Nonostante la peculiarità delle domande, e l’ingiusta fama di cui godono i pesci di essere dotati di una mente poco sviluppata, il documentario My teacher Octopus, prodotto da Netflix nel 2020, insignito del premio Oscar come miglior documentario, sembrano rispondere affermativamente ad entrambe le domande.
Il documentario si svolge in Sudafrica nel 2010 quando il naturalista e documentarista Craig Foster, reduce da un burnout e oppresso da una fatica cronica, decide di prendersi una pausa e di dedicarsi ad una sua passione, le immersioni in apnea. Mentre nuota in una foresta di alghe marine al largo della costa intravede una piovra che per nascondersi dal possibile pericolo si mimetizza coprendosi con delle conchiglie. L’incontro suscita l’interesse del naturalista, al punto che decide di seguirla nei giorni successivi.
Il documentario procede tra la diffidenza del polpo e la pazienza di Foster che, quasi ogni giorno, per un anno decide di immergersi per avvicinarsi all’animale intessendo con questo una relazione amicale sempre più stretta. Il rapporto che si crea e le riprese realizzate, in parte da Foster e in parte da Roger Harrocks, cameramen subacqueo, ci svelano minuto per minuto la complessità della mente della piovra.
Le immagini si susseguono tra i colori brillanti e le movenze leggere della piovra che si rivela a Foster e a noi. Il legame tra di lei e il regista diventa sempre più stretto e in un’intervista a riguardo lo stesso ha sottolineato come la fiducia che aveva ottenuto dal polpo gli aveva permesso di vedere aspetti mai osservati prima dagli scienziati in quanto la creatura ignorava la presenza della telecamera permettendo l’accesso al suo mondo.
Tra le scene più incredibili ci sono la passeggiata della piovra sul fondo del mare, la fuga fuori dall’acqua dagli agguati dello squalo e il gioco con gli altri pesci, rivelando un aspetto anche scherzoso. Nell’arco di tutto il documentario, così come Foster anche noi sviluppiamo un’affezione per il polipo, al punto che quando la natura compie il suo corso non possiamo che soffrire con lui e accettare che dobbiamo rispettare l’ordine delle cose anche quando non è facile.
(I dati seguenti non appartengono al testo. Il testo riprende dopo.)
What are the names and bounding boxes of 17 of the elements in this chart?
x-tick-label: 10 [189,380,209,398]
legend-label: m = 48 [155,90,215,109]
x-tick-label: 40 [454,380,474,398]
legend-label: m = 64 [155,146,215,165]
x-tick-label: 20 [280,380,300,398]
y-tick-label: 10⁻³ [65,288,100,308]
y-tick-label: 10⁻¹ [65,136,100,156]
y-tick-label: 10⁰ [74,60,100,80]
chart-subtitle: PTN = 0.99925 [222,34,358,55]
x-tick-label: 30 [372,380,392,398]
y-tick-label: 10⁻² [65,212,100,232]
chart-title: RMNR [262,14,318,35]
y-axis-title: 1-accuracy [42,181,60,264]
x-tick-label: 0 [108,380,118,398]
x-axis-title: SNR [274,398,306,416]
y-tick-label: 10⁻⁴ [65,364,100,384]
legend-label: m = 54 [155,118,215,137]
Il documentario non è interessante solo per gli aspetti che ci svela sull’intelligenza dell’animale ma anche perché ci porta a riflettere ed ad imparare da questo (già il libro Altre Menti di Peter Godfrey Smith aveva indagato la profonda psicologia e la complessità di questa specie). Il polipo, come suggerisce il titolo, si trasforma in un maestro che ci insegna la pazienza, l’empatia ed alla fine a portare rispetto per l’ordine della natura anche quando questo ci fa soffrire.